Beginn des Nachmittagprogramms: Workshops

Beschreibung der Workshops:

W1: Von der Freiwilligenarbeit zur Mitgestaltung - Diskussion anhand von Beispielen aus der Stadt Bern (de)
Freiwilligenarbeit ist in vielerlei Hinsicht ein wichtiger Beitrag zu einer lebendigen Stadt. In den letzten Jahren sind gerade in Städten neue Formen der Kooperation zwischen Verwaltung und Zivilgesellschaft entstanden. Der Workshop fokussiert auf die Eigeninitiative: weshalb sollte eine Stadt Eigeninitiative der Bevölkerung fördern und wie kann sie dies tun? Anhand von konkreten Beispielen werden verschiedene Formen aufgezeigt, das Engagement von Quartiergruppen, Kindern und Jugendlichen zu unterstützen.
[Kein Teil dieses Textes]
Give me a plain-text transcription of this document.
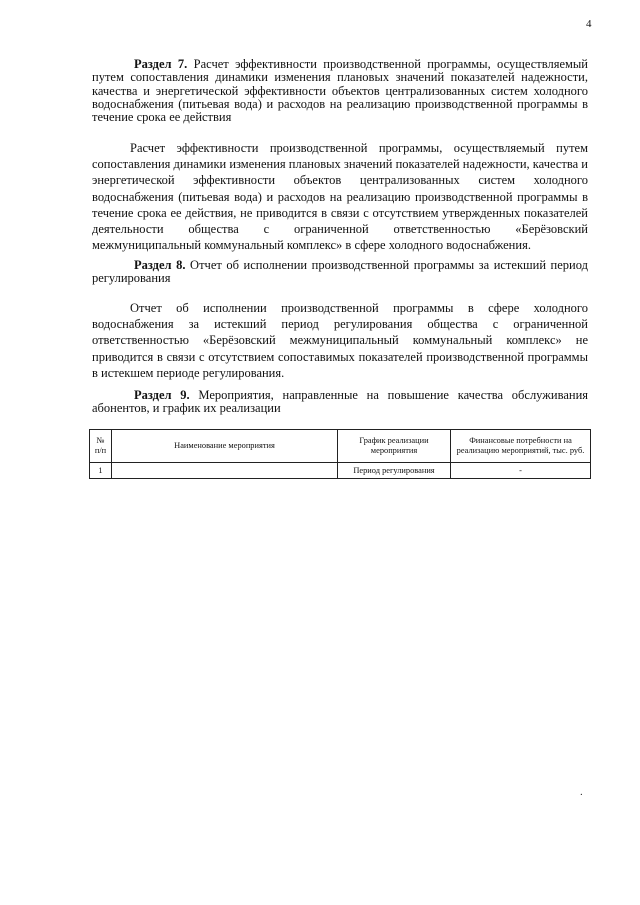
4
Раздел 7. Расчет эффективности производственной программы, осуществляемый путем сопоставления динамики изменения плановых значений показателей надежности, качества и энергетической эффективности объектов централизованных систем холодного водоснабжения (питьевая вода) и расходов на реализацию производственной программы в течение срока ее действия
Расчет эффективности производственной программы, осуществляемый путем сопоставления динамики изменения плановых значений показателей надежности, качества и энергетической эффективности объектов централизованных систем холодного водоснабжения (питьевая вода) и расходов на реализацию производственной программы в течение срока ее действия, не приводится в связи с отсутствием утвержденных показателей деятельности общества с ограниченной ответственностью «Берёзовский межмуниципальный коммунальный комплекс» в сфере холодного водоснабжения.
Раздел 8. Отчет об исполнении производственной программы за истекший период регулирования
Отчет об исполнении производственной программы в сфере холодного водоснабжения за истекший период регулирования общества с ограниченной ответственностью «Берёзовский межмуниципальный коммунальный комплекс» не приводится в связи с отсутствием сопоставимых показателей производственной программы в истекшем периоде регулирования.
Раздел 9. Мероприятия, направленные на повышение качества обслуживания абонентов, и график их реализации
№ п/п	Наименование мероприятия	График реализации мероприятия	Финансовые потребности на реализацию мероприятий, тыс. руб.
1		Период регулирования	-
.
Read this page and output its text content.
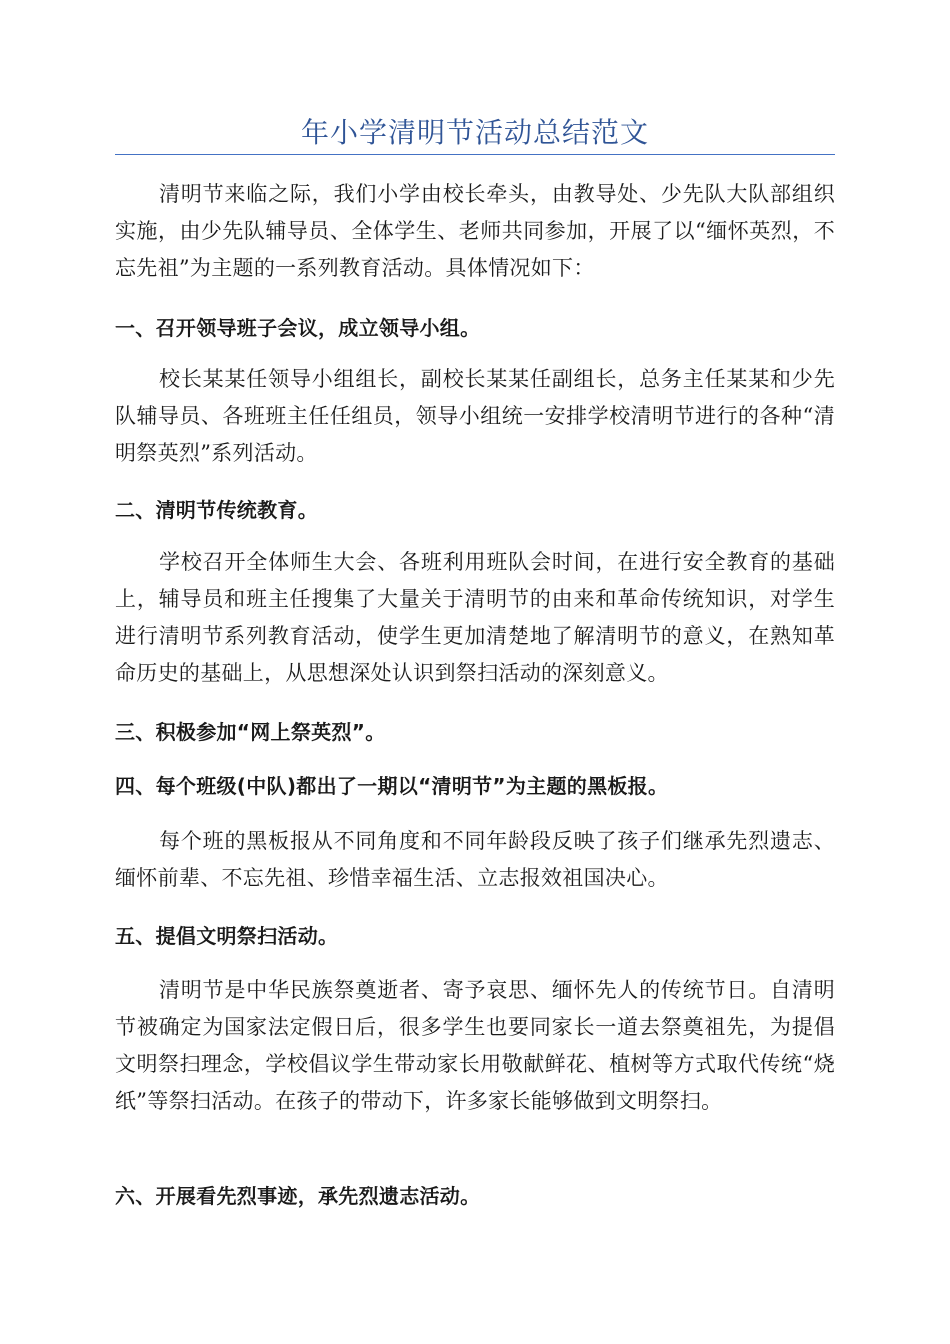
年小学清明节活动总结范文
清明节来临之际，我们小学由校长牵头，由教导处、少先队大队部组织实施，由少先队辅导员、全体学生、老师共同参加，开展了以“缅怀英烈，不忘先祖”为主题的一系列教育活动。具体情况如下：
一、召开领导班子会议，成立领导小组。
校长某某任领导小组组长，副校长某某任副组长，总务主任某某和少先队辅导员、各班班主任任组员，领导小组统一安排学校清明节进行的各种“清明祭英烈”系列活动。
二、清明节传统教育。
学校召开全体师生大会、各班利用班队会时间，在进行安全教育的基础上，辅导员和班主任搜集了大量关于清明节的由来和革命传统知识，对学生进行清明节系列教育活动，使学生更加清楚地了解清明节的意义，在熟知革命历史的基础上，从思想深处认识到祭扫活动的深刻意义。
三、积极参加“网上祭英烈”。
四、每个班级(中队)都出了一期以“清明节”为主题的黑板报。
每个班的黑板报从不同角度和不同年龄段反映了孩子们继承先烈遗志、缅怀前辈、不忘先祖、珍惜幸福生活、立志报效祖国决心。
五、提倡文明祭扫活动。
清明节是中华民族祭奠逝者、寄予哀思、缅怀先人的传统节日。自清明节被确定为国家法定假日后，很多学生也要同家长一道去祭奠祖先，为提倡文明祭扫理念，学校倡议学生带动家长用敬献鲜花、植树等方式取代传统“烧纸”等祭扫活动。在孩子的带动下，许多家长能够做到文明祭扫。
六、开展看先烈事迹，承先烈遗志活动。
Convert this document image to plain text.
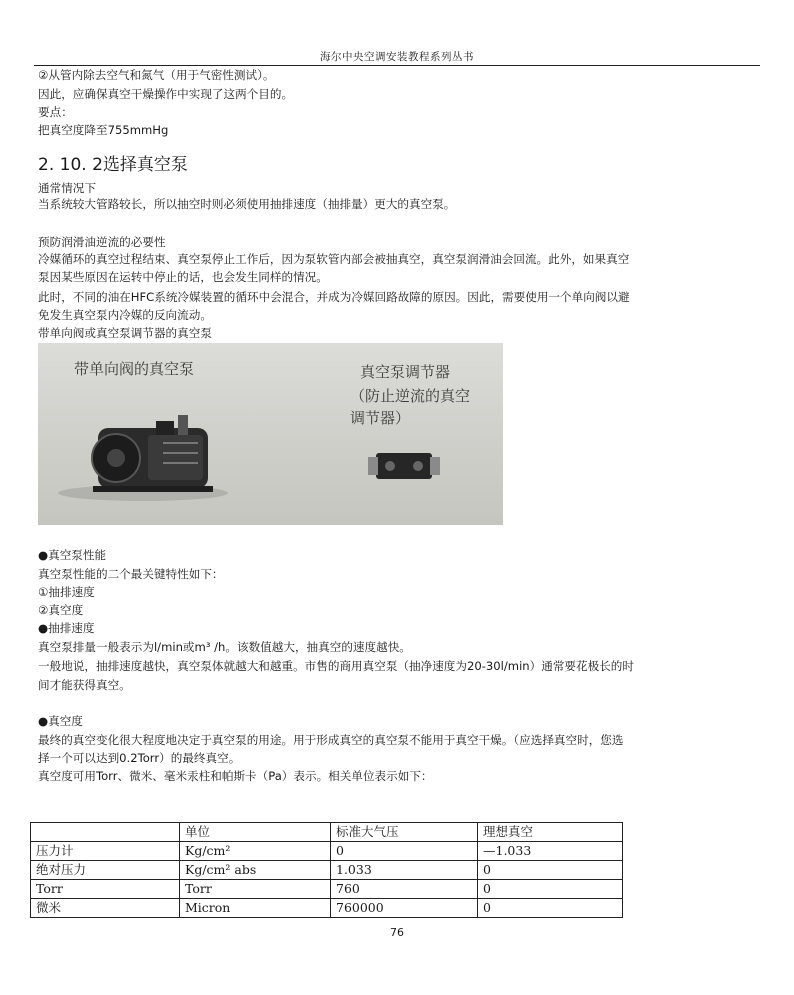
海尔中央空调安装教程系列丛书
②从管内除去空气和氮气（用于气密性测试）。
因此，应确保真空干燥操作中实现了这两个目的。
要点：
把真空度降至755mmHg
2. 10. 2选择真空泵
通常情况下
当系统较大管路较长，所以抽空时则必须使用抽排速度（抽排量）更大的真空泵。
预防润滑油逆流的必要性
冷媒循环的真空过程结束、真空泵停止工作后，因为泵软管内部会被抽真空，真空泵润滑油会回流。此外，如果真空
泵因某些原因在运转中停止的话，也会发生同样的情况。
此时，不同的油在HFC系统冷媒装置的循环中会混合，并成为冷媒回路故障的原因。因此，需要使用一个单向阀以避
免发生真空泵内冷媒的反向流动。
带单向阀或真空泵调节器的真空泵
带单向阀的真空泵	真空泵调节器
（防止逆流的真空
调节器）
●真空泵性能
真空泵性能的二个最关键特性如下：
①抽排速度
②真空度
●抽排速度
真空泵排量一般表示为l/min或m³ /h。该数值越大，抽真空的速度越快。
一般地说，抽排速度越快，真空泵体就越大和越重。市售的商用真空泵（抽净速度为20-30l/min）通常要花极长的时
间才能获得真空。
●真空度
最终的真空变化很大程度地决定于真空泵的用途。用于形成真空的真空泵不能用于真空干燥。（应选择真空时，您选
择一个可以达到0.2Torr）的最终真空。
真空度可用Torr、微米、毫米汞柱和帕斯卡（Pa）表示。相关单位表示如下：
	单位	标准大气压	理想真空
压力计	Kg/cm²	0	—1.033
绝对压力	Kg/cm² abs	1.033	0
Torr	Torr	760	0
微米	Micron	760000	0
76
Leitung: Barbara Schmitt, Projektleiterin Soziokultur und Quartier Bern

W2: Verzahnung von Zivilgesellschaft, Wirtschaft und öffentlicher Hand (de)
Welches Potential bietet der trisektorale Ansatz (Zusammenarbeit zwischen öffentlicher Hand, Zivilgesellschaft und Wirtschaft) in der Freiwilligenarbeit? Wo liegen die Herausforderungen der sektorenübergreifenden Zusammenarbeit? Erkenntnisse und Erfahrungen aus dem von der SGG geförderte Projekt «engagement-lokal»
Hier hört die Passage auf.